The Board of Aldermen is exploring the idea of bringing a light-manufacturing center to 22 acres of town-owned land on Old N.C. 86 near Lake Hogan Farms.
Located one mile north of Calvander, the parcel was purchased by Carrboro in 2001 as a new site for the town’s Public Works Department.
That option has since been abandoned, but town planners now say the location could house up to 90,000 square feet of warehouse, manufacturing, or commercial development.
The property lies just outside town limits, in Carrboro’s planning jurisdiction.
Currently zoned Rural Residential, it would need to be rezoned to Office and Assembly to allow light manufacturing. Economic and Community Development Department Director Annette Lafferty said the town could potentially annex the land without affecting surrounding properties.
Lafferty said there is significant demand for commercial space for food processing, furniture construction, metal working, and pottery, among other uses.
There’s definitely an interest in this type of space, she told the aldermen last week, though questions remain about what the town’s role should be in developing the land.
A key goal, if the project moves forward, would be to make sure the space remains affordable for the small-business owners and artisans it’s designed for. One proposal would be for the town to retain control of the land by leasing it to a developer, who would then build and lease space to others.
“However we structure things, we want to make sure that it remains affordable in perpetuity,” Town Manager David Andrews said. “To sell it outright to the private sector, then you couldn’t control what the lease rates might be, and you’ve kind of defeated your whole purpose of affordable commercial.”

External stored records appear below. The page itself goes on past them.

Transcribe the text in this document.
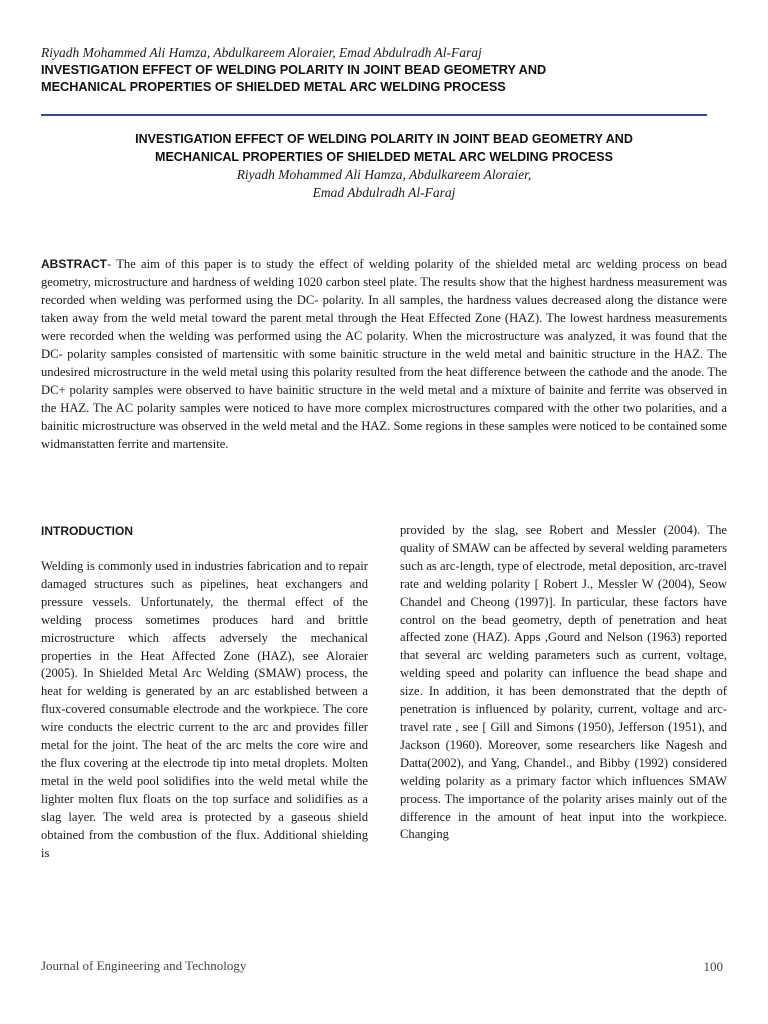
Riyadh Mohammed Ali Hamza, Abdulkareem Aloraier, Emad Abdulradh Al-Faraj
INVESTIGATION EFFECT OF WELDING POLARITY IN JOINT BEAD GEOMETRY AND
MECHANICAL PROPERTIES OF SHIELDED METAL ARC WELDING PROCESS
INVESTIGATION EFFECT OF WELDING POLARITY IN JOINT BEAD GEOMETRY AND
MECHANICAL PROPERTIES OF SHIELDED METAL ARC WELDING PROCESS
Riyadh Mohammed Ali Hamza, Abdulkareem Aloraier,
Emad Abdulradh Al-Faraj

ABSTRACT- The aim of this paper is to study the effect of welding polarity of the shielded metal arc welding process on bead geometry, microstructure and hardness of welding 1020 carbon steel plate. The results show that the highest hardness measurement was recorded when welding was performed using the DC- polarity. In all samples, the hardness values decreased along the distance were taken away from the weld metal toward the parent metal through the Heat Effected Zone (HAZ). The lowest hardness measurements were recorded when the welding was performed using the AC polarity. When the microstructure was analyzed, it was found that the DC- polarity samples consisted of martensitic with some bainitic structure in the weld metal and bainitic structure in the HAZ. The undesired microstructure in the weld metal using this polarity resulted from the heat difference between the cathode and the anode. The DC+ polarity samples were observed to have bainitic structure in the weld metal and a mixture of bainite and ferrite was observed in the HAZ. The AC polarity samples were noticed to have more complex microstructures compared with the other two polarities, and a bainitic microstructure was observed in the weld metal and the HAZ. Some regions in these samples were noticed to be contained some widmanstatten ferrite and martensite.

INTRODUCTION

Welding is commonly used in industries fabrication and to repair damaged structures such as pipelines, heat exchangers and pressure vessels. Unfortunately, the thermal effect of the welding process sometimes produces hard and brittle microstructure which affects adversely the mechanical properties in the Heat Affected Zone (HAZ), see Aloraier (2005). In Shielded Metal Arc Welding (SMAW) process, the heat for welding is generated by an arc established between a flux-covered consumable electrode and the workpiece. The core wire conducts the electric current to the arc and provides filler metal for the joint. The heat of the arc melts the core wire and the flux covering at the electrode tip into metal droplets. Molten metal in the weld pool solidifies into the weld metal while the lighter molten flux floats on the top surface and solidifies as a slag layer. The weld area is protected by a gaseous shield obtained from the combustion of the flux. Additional shielding is

provided by the slag, see Robert and Messler (2004). The quality of SMAW can be affected by several welding parameters such as arc-length, type of electrode, metal deposition, arc-travel rate and welding polarity [ Robert J., Messler W (2004), Seow Chandel and Cheong (1997)]. In particular, these factors have control on the bead geometry, depth of penetration and heat affected zone (HAZ). Apps ,Gourd and Nelson (1963) reported that several arc welding parameters such as current, voltage, welding speed and polarity can influence the bead shape and size. In addition, it has been demonstrated that the depth of penetration is influenced by polarity, current, voltage and arc-travel rate , see [ Gill and Simons (1950), Jefferson (1951), and Jackson (1960). Moreover, some researchers like Nagesh and Datta(2002), and Yang, Chandel., and Bibby (1992) considered welding polarity as a primary factor which influences SMAW process. The importance of the polarity arises mainly out of the difference in the amount of heat input into the workpiece. Changing

Journal of Engineering and Technology	100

Alderwoman Jacquie Gist suggested the town should also explore how ownership by a small business co-operative might work.

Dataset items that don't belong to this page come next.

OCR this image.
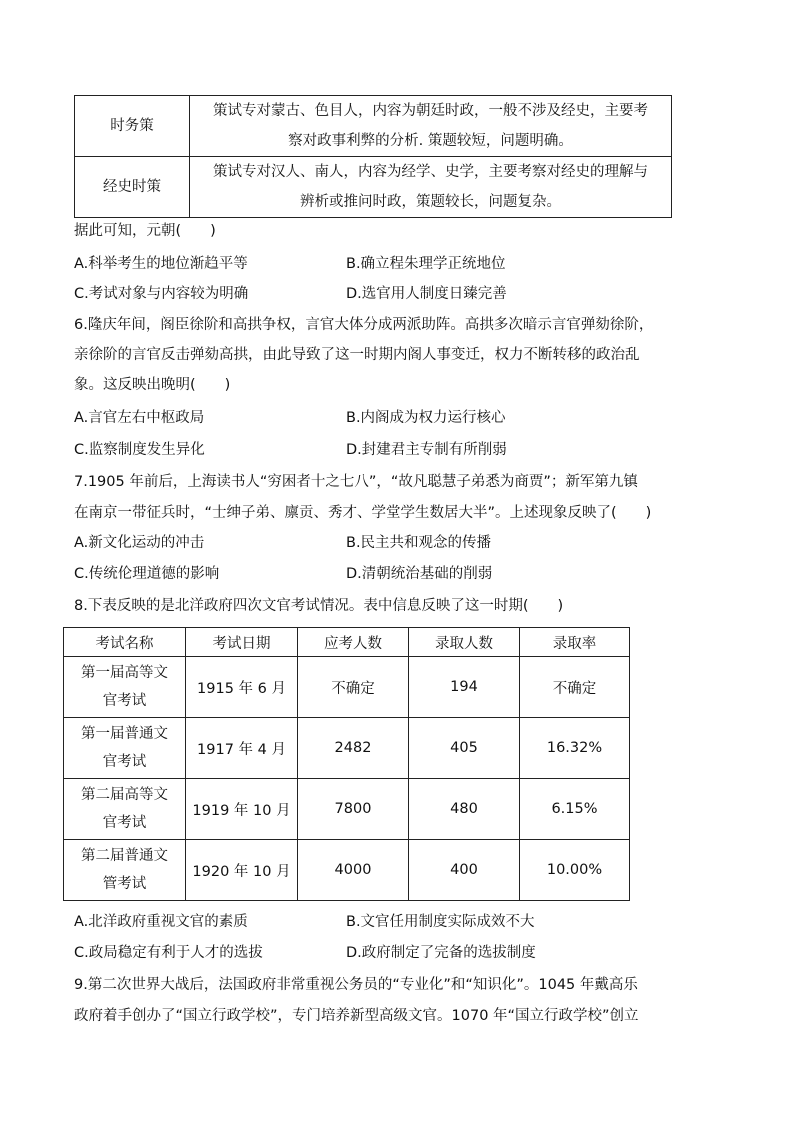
时务策	策试专对蒙古、色目人，内容为朝廷时政，一般不涉及经史，主要考
察对政事利弊的分析. 策题较短，问题明确。

经史时策	策试专对汉人、南人，内容为经学、史学，主要考察对经史的理解与
辨析或推问时政，策题较长，问题复杂。
据此可知，元朝(　　)
A.科举考生的地位渐趋平等	B.确立程朱理学正统地位
C.考试对象与内容较为明确	D.选官用人制度日臻完善
6.隆庆年间，阁臣徐阶和高拱争权，言官大体分成两派助阵。高拱多次暗示言官弹劾徐阶，
亲徐阶的言官反击弹劾高拱，由此导致了这一时期内阁人事变迁，权力不断转移的政治乱
象。这反映出晚明(　　)
A.言官左右中枢政局	B.内阁成为权力运行核心
C.监察制度发生异化	D.封建君主专制有所削弱
7.1905 年前后，上海读书人“穷困者十之七八”，“故凡聪慧子弟悉为商贾”；新军第九镇
在南京一带征兵时，“士绅子弟、廪贡、秀才、学堂学生数居大半”。上述现象反映了(　　)
A.新文化运动的冲击	B.民主共和观念的传播
C.传统伦理道德的影响	D.清朝统治基础的削弱
8.下表反映的是北洋政府四次文官考试情况。表中信息反映了这一时期(　　)
考试名称	考试日期	应考人数	录取人数	录取率

第一届高等文
官考试	1915 年 6 月	不确定	194	不确定

第一届普通文
官考试	1917 年 4 月	2482	405	16.32%

第二届高等文
官考试	1919 年 10 月	7800	480	6.15%

第二届普通文
管考试	1920 年 10 月	4000	400	10.00%
A.北洋政府重视文官的素质	B.文官任用制度实际成效不大
C.政局稳定有利于人才的选拔	D.政府制定了完备的选拔制度
9.第二次世界大战后，法国政府非常重视公务员的“专业化”和“知识化”。1045 年戴高乐
政府着手创办了“国立行政学校”，专门培养新型高级文官。1070 年“国立行政学校”创立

“I think people would rather own their buildings than be renting them, so some kind of co-op rent-to-own arrangement, where maybe the town could hold the lease, or somehow help the co-op finance the purchase of it, gives the community as a whole a lot more control over what happens there, rather than putting it out to bid to a developer,” she said.
Board members were generally enthusiastic about the concept, though several noted traffic would be a major concern along the the narrow, two lane, rural highway.
“For any idea that’s ever talked along this corridor, the first thing that comes up is traffic,” said Alderwoman Bethany Chaney.
Old N.C. 86 is maintained by the N.C. Department of Transportation, making it more complicated to add turn lanes or other traffic-mitigation measures.
Still, Chaney said the potential for more commercial traffic, along with additional development along nearby Homestead and Eubanks Roads, might make this an ideal time to lobby the state for changes to the road, a popular north-south connector between Carrboro and Hillsborough.
Alderman Sammy Slade said he hopes to collaborate with Orange County’s economic development office on funding to extend a sewer line and possibly a natural gas line to the property.
“I expect for the county to allocate funds to support this, given the quarter-cent sales tax and the type of economic development that they’re encouraging through that,” said Slade, referring to the 2011 referendum in which Orange County voters approved an additional quarter cent sales tax. Half of the revenue from that tax is dedicated to economic development infrastructure projects and efforts to recruit and expand businesses throughout the county.
Town staffers will continue to flesh out the project through conversations with neighbors, businesses, and other stakeholders. The board has not yet set a date for further discussion.